Well… there’s just one more thing to figure out…

Simulations and How to train Reinforcement Learning Models

It’s easy to see that many games have been subjected to reinforcement learning. Classic video games like Chess, Pong, Mario, Checkers, GO… (you get the idea) are all games that computers crush humans in.

Why? Because it’s easy.

In a game there are rules to follow and there are many iterations. It’s easy to simulate many games at a time and computers can learn at exponential rates. Computers don’t get tired, hungry, sleepy, etc. Unlike a human, where you only have limited time to learn something, computers can learn for hours-on-end. Not to mention, they are able to play multiple games every second. This is fundamentally why computers can easily get better than us. No wonder a 40 day old chess program was able to beat chess champion Garry Kasparov.

But what about tasks that have no specific rules and that can be applied to the real world? How would we be able to apply reinforcement learning?

Take for example driving a car. It would be idiotic to let a machine “trial and error” a car in real life. You can only imagine the horror that it would present. So how do we apply reinforcement learning? Same method before, with simulations.
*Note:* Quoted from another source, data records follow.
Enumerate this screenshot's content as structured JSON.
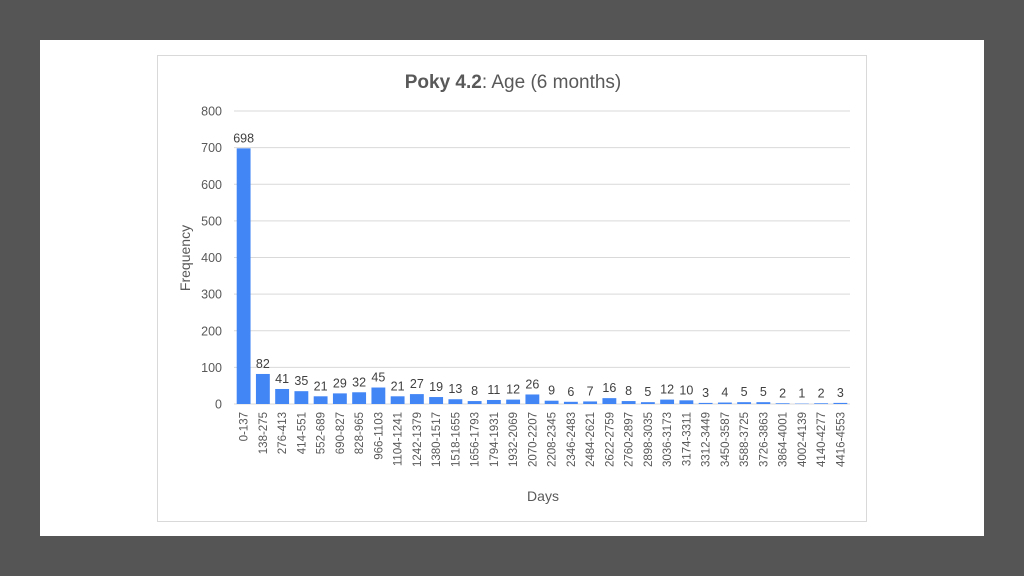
{
  "chart_data": {
    "type": "bar",
    "title_bold": "Poky 4.2",
    "title_rest": ": Age (6 months)",
    "xlabel": "Days",
    "ylabel": "Frequency",
    "ylim": [
      0,
      800
    ],
    "yticks": [
      "0",
      "100",
      "200",
      "300",
      "400",
      "500",
      "600",
      "700",
      "800"
    ],
    "grid": true,
    "bar_color": "#4285f4",
    "categories": [
      "0-137",
      "138-275",
      "276-413",
      "414-551",
      "552-689",
      "690-827",
      "828-965",
      "966-1103",
      "1104-1241",
      "1242-1379",
      "1380-1517",
      "1518-1655",
      "1656-1793",
      "1794-1931",
      "1932-2069",
      "2070-2207",
      "2208-2345",
      "2346-2483",
      "2484-2621",
      "2622-2759",
      "2760-2897",
      "2898-3035",
      "3036-3173",
      "3174-3311",
      "3312-3449",
      "3450-3587",
      "3588-3725",
      "3726-3863",
      "3864-4001",
      "4002-4139",
      "4140-4277",
      "4416-4553"
    ],
    "values": [
      698,
      82,
      41,
      35,
      21,
      29,
      32,
      45,
      21,
      27,
      19,
      13,
      8,
      11,
      12,
      26,
      9,
      6,
      7,
      16,
      8,
      5,
      12,
      10,
      3,
      4,
      5,
      5,
      2,
      1,
      2,
      3
    ]
  }
}
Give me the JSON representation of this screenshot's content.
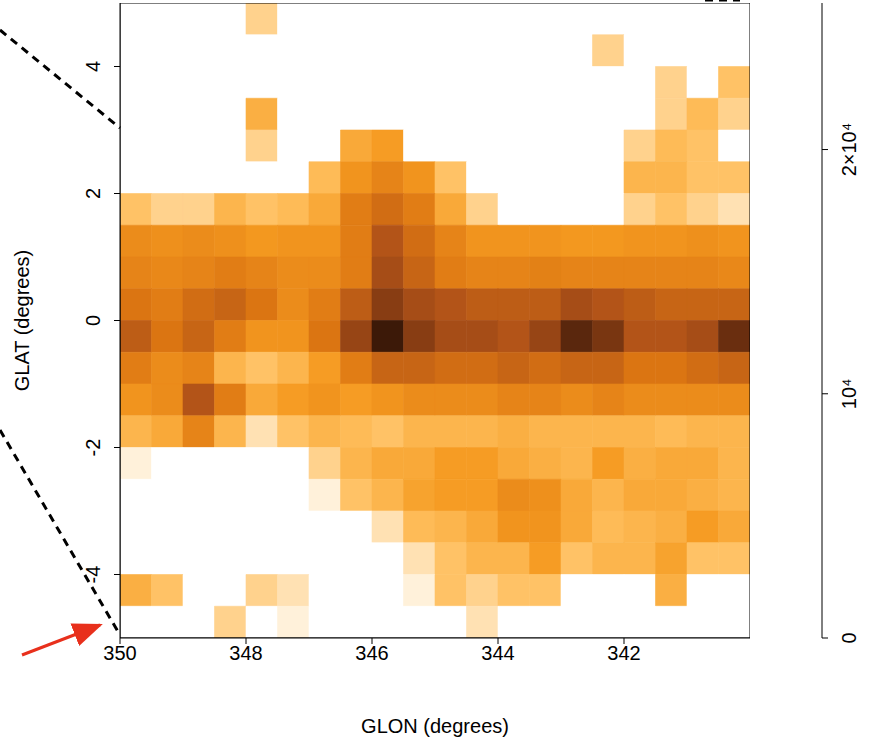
{
  "chart_data": {
    "type": "heatmap",
    "x_label": "GLON (degrees)",
    "y_label": "GLAT (degrees)",
    "xlim": [
      350,
      340
    ],
    "ylim": [
      -5,
      5
    ],
    "xticks": [
      350,
      348,
      346,
      344,
      342
    ],
    "yticks": [
      -4,
      -2,
      0,
      2,
      4
    ],
    "cells": {
      "x": [
        349.75,
        349.25,
        348.75,
        348.25,
        347.75,
        347.25,
        346.75,
        346.25,
        345.75,
        345.25,
        344.75,
        344.25,
        343.75,
        343.25,
        342.75,
        342.25,
        341.75,
        341.25,
        340.75,
        340.25
      ],
      "y": [
        4.75,
        4.25,
        3.75,
        3.25,
        2.75,
        2.25,
        1.75,
        1.25,
        0.75,
        0.25,
        -0.25,
        -0.75,
        -1.25,
        -1.75,
        -2.25,
        -2.75,
        -3.25,
        -3.75,
        -4.25,
        -4.75
      ],
      "values": [
        [
          0,
          0,
          0,
          0,
          1500,
          0,
          0,
          0,
          0,
          0,
          0,
          0,
          0,
          0,
          0,
          0,
          0,
          0,
          0,
          0
        ],
        [
          0,
          0,
          0,
          0,
          0,
          0,
          0,
          0,
          0,
          0,
          0,
          0,
          0,
          0,
          0,
          1500,
          0,
          0,
          0,
          0
        ],
        [
          0,
          0,
          0,
          0,
          0,
          0,
          0,
          0,
          0,
          0,
          0,
          0,
          0,
          0,
          0,
          0,
          0,
          1500,
          0,
          2000
        ],
        [
          0,
          0,
          0,
          0,
          3500,
          0,
          0,
          0,
          0,
          0,
          0,
          0,
          0,
          0,
          0,
          0,
          0,
          1500,
          2500,
          1500
        ],
        [
          0,
          0,
          0,
          0,
          1500,
          0,
          0,
          4000,
          5000,
          0,
          0,
          0,
          0,
          0,
          0,
          0,
          1500,
          2500,
          2000,
          0
        ],
        [
          0,
          0,
          0,
          0,
          0,
          0,
          2500,
          6000,
          8000,
          6000,
          2000,
          0,
          0,
          0,
          0,
          0,
          3000,
          3000,
          2000,
          2000
        ],
        [
          2000,
          1500,
          1500,
          3000,
          2000,
          2500,
          4000,
          9000,
          11000,
          9000,
          4000,
          1500,
          0,
          0,
          0,
          0,
          1500,
          2000,
          1500,
          1000
        ],
        [
          7000,
          6500,
          7000,
          6500,
          5500,
          6000,
          6000,
          9000,
          14000,
          11000,
          8000,
          6000,
          6000,
          6000,
          5500,
          5500,
          6000,
          6000,
          6500,
          6000
        ],
        [
          8000,
          7500,
          8000,
          9000,
          8000,
          7000,
          7000,
          9000,
          15000,
          12000,
          9000,
          8000,
          8000,
          8500,
          8000,
          8000,
          8000,
          8000,
          8000,
          7500
        ],
        [
          10000,
          9000,
          11000,
          12000,
          10000,
          7000,
          9000,
          13000,
          17000,
          15000,
          14000,
          13000,
          13000,
          13000,
          15000,
          14000,
          13000,
          12000,
          12000,
          12000
        ],
        [
          13000,
          10000,
          12000,
          9000,
          6000,
          6000,
          10000,
          16000,
          22000,
          17000,
          15000,
          15000,
          14000,
          16000,
          20000,
          18000,
          14000,
          14000,
          15000,
          19000
        ],
        [
          9000,
          7000,
          8000,
          3000,
          2000,
          3000,
          5000,
          9000,
          12000,
          12000,
          11000,
          11000,
          12000,
          11000,
          12000,
          12000,
          10000,
          10000,
          11000,
          12000
        ],
        [
          6000,
          7000,
          14000,
          9000,
          4000,
          5000,
          6000,
          5000,
          6000,
          7000,
          7000,
          7000,
          8000,
          8000,
          7000,
          8000,
          7000,
          7000,
          7000,
          7000
        ],
        [
          3000,
          4000,
          8000,
          3000,
          1000,
          2000,
          3000,
          2500,
          2000,
          3000,
          3000,
          3000,
          3500,
          3000,
          3000,
          3000,
          3000,
          2500,
          3000,
          3000
        ],
        [
          500,
          0,
          0,
          0,
          0,
          0,
          1500,
          3000,
          4000,
          4000,
          5000,
          5000,
          4000,
          3500,
          3000,
          5000,
          3500,
          4000,
          4000,
          3000
        ],
        [
          0,
          0,
          0,
          0,
          0,
          0,
          500,
          2000,
          3000,
          4500,
          5000,
          5000,
          7000,
          6500,
          4000,
          3000,
          4000,
          4000,
          3500,
          3000
        ],
        [
          0,
          0,
          0,
          0,
          0,
          0,
          0,
          0,
          1000,
          2500,
          3000,
          4000,
          6000,
          6000,
          4000,
          2500,
          3000,
          3500,
          5000,
          4000
        ],
        [
          0,
          0,
          0,
          0,
          0,
          0,
          0,
          0,
          0,
          1000,
          2000,
          3000,
          3000,
          5000,
          2000,
          3000,
          3000,
          4500,
          2000,
          2000
        ],
        [
          3500,
          2000,
          0,
          0,
          1500,
          1000,
          0,
          0,
          0,
          500,
          2000,
          1500,
          2000,
          2000,
          0,
          0,
          0,
          3500,
          0,
          0
        ],
        [
          0,
          0,
          0,
          1500,
          0,
          500,
          0,
          0,
          0,
          0,
          0,
          1000,
          0,
          0,
          0,
          0,
          0,
          0,
          0,
          0
        ]
      ]
    },
    "colorbar": {
      "range": [
        0,
        26000
      ],
      "ticks": [
        0,
        {
          "value": 10000,
          "label": "10⁴"
        },
        {
          "value": 20000,
          "label": "2×10⁴"
        }
      ]
    }
  }
}
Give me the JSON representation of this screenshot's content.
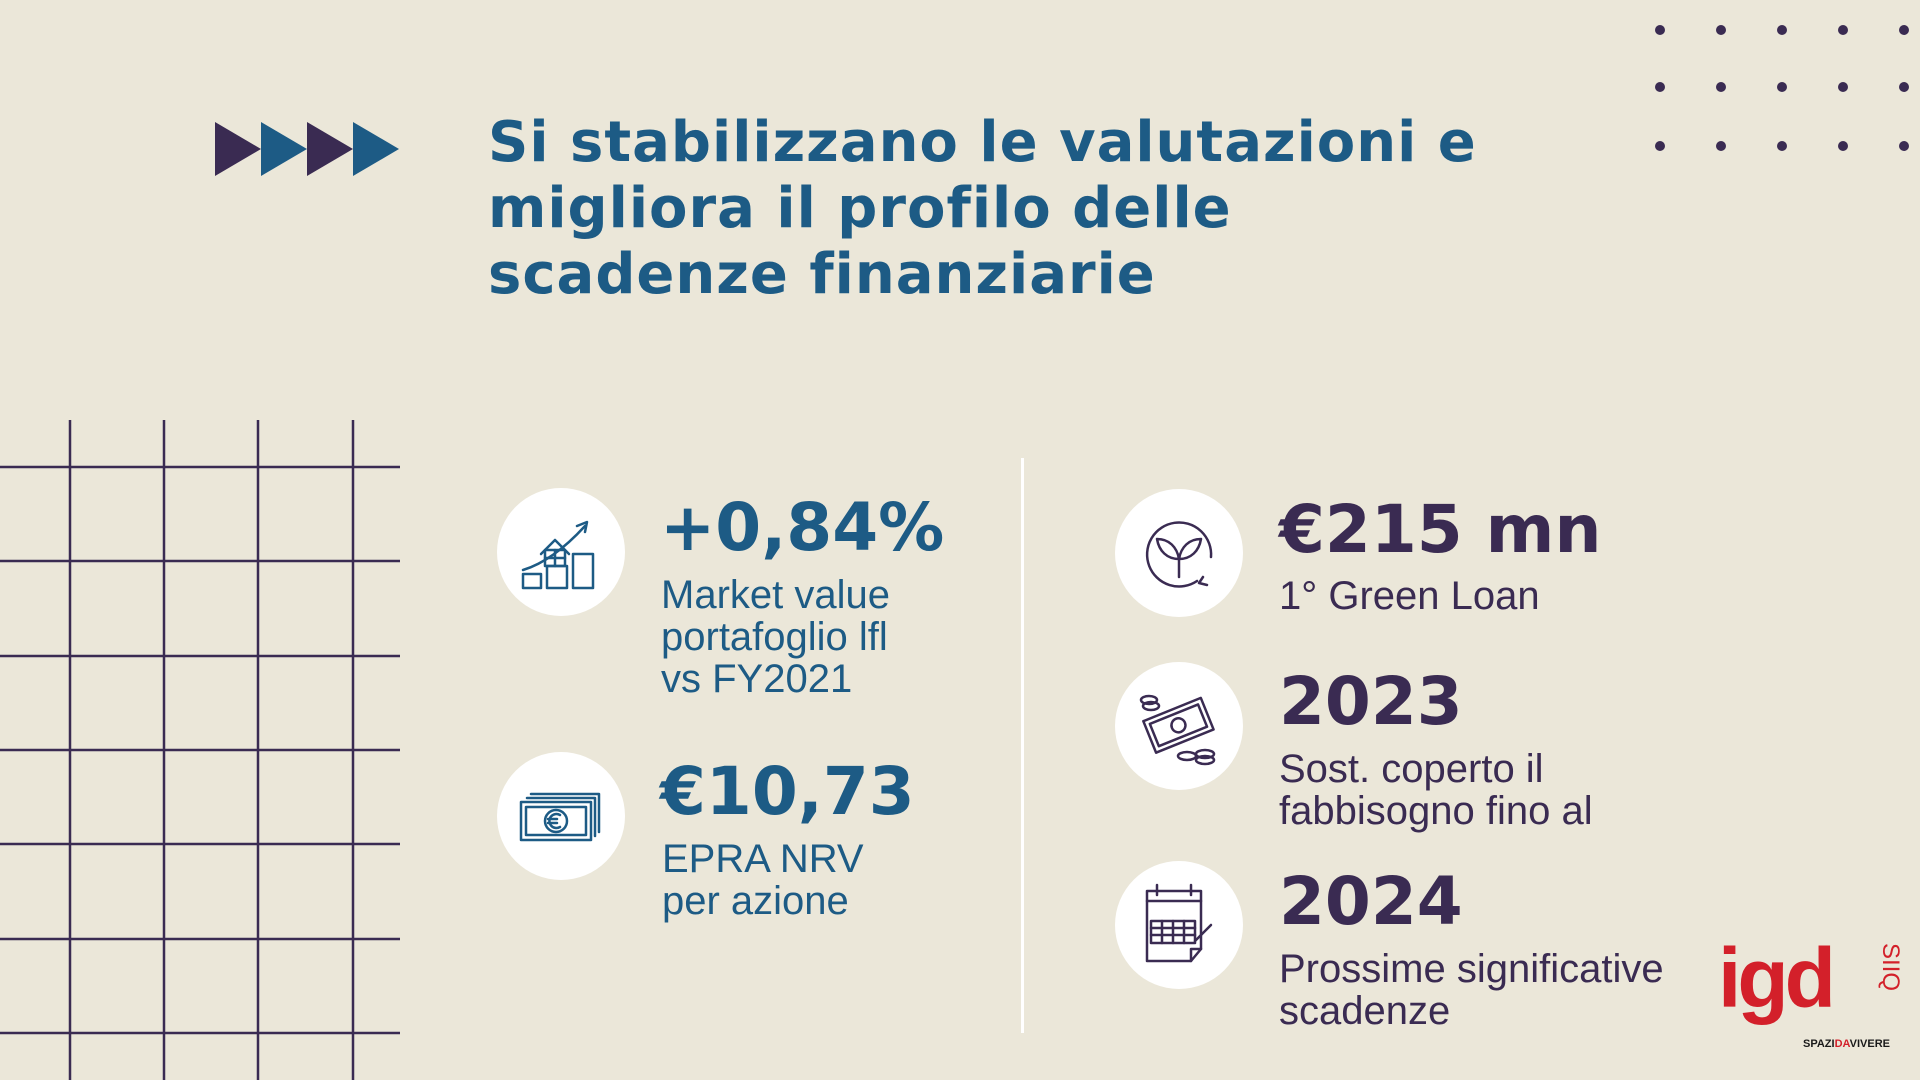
{
  "title": {
    "lines": [
      "Si stabilizzano le valutazioni e",
      "migliora il profilo delle",
      "scadenze finanziarie"
    ]
  },
  "colors": {
    "background": "#ebe7d9",
    "blue": "#1d5b85",
    "purple": "#3a2b52",
    "brand_red": "#d3202a"
  },
  "kpis_left": [
    {
      "icon": "house-growth-chart-icon",
      "value": "+0,84%",
      "label": [
        "Market value",
        "portafoglio lfl",
        "vs FY2021"
      ]
    },
    {
      "icon": "euro-banknotes-icon",
      "value": "€10,73",
      "label": [
        "EPRA NRV",
        "per azione"
      ]
    }
  ],
  "kpis_right": [
    {
      "icon": "green-leaf-cycle-icon",
      "value": "€215 mn",
      "label": [
        "1° Green Loan"
      ]
    },
    {
      "icon": "money-coins-icon",
      "value": "2023",
      "label": [
        "Sost. coperto il",
        "fabbisogno fino al"
      ]
    },
    {
      "icon": "calendar-icon",
      "value": "2024",
      "label": [
        "Prossime significative",
        "scadenze"
      ]
    }
  ],
  "logo": {
    "brand": "igd",
    "suffix": "SIIQ",
    "tagline_a": "SPAZI",
    "tagline_b": "DA",
    "tagline_c": "VIVERE"
  }
}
“trial and error” approach in real life 😬

We can simulate the physics of our world in a game engine, like Unity. We can give the computer specific rules, like moving forward and moving backwards. We can put the machine into an environment that is similar to the real world, like roads. We train the machine with our reward system in the environment until it gets good enough to make little to no mistakes.

We then take our model and put it into a real world machine where it does the exact same thing. No real world chaos required!

Well… there is a slight downside…

The con to this is that simulations are just that… simulations. Nothing can exactly mimic our world. If there is even a slight disparity between the environment and the real world, the model might not work in the real world (and just look at the gif for the implications). When training a model for applications in the real world, if you can get over this hurdle, you will be able to be successful. But to make sure it’ll work, you will have to meticulously look over the environment just to get it right.

And this begs the question… with the ability to create real world reinforcement models and machines… what are some of the applications in the real world?

Real World Applications

Autonomous Vehicles

Through simulation training, autonomous vehicles have been the subject of reinforcement learning for a while. To self-driving cars all the way to self-flying planes, the realm of autonomous vehicles is limitless.

Health Care

Reinforcement Learning has been used to figure out what kind of diagnoses works best with certain medicines, through trial and error in simulations. With AI taking over the medical industry, trial and error will become more useful.

Manufacturing

In conventional manufacturing, the machine would perform timed procedure moves. With the addition of reinforcement learning, it makes these machines more adaptable to do a certain task and change the tasks as you please. This imitates the hectic changing of many industries.

Key Takeaways

Reinforcement learning is training an agent to perform a certain task by using a reward system in an environment.
Rewards are the principal for reinforcement learning and we use reward shaping to create reward models for reinforcement learning models.
Simulations can be used to train agents
Reinforcement learning is being applied in many industries today.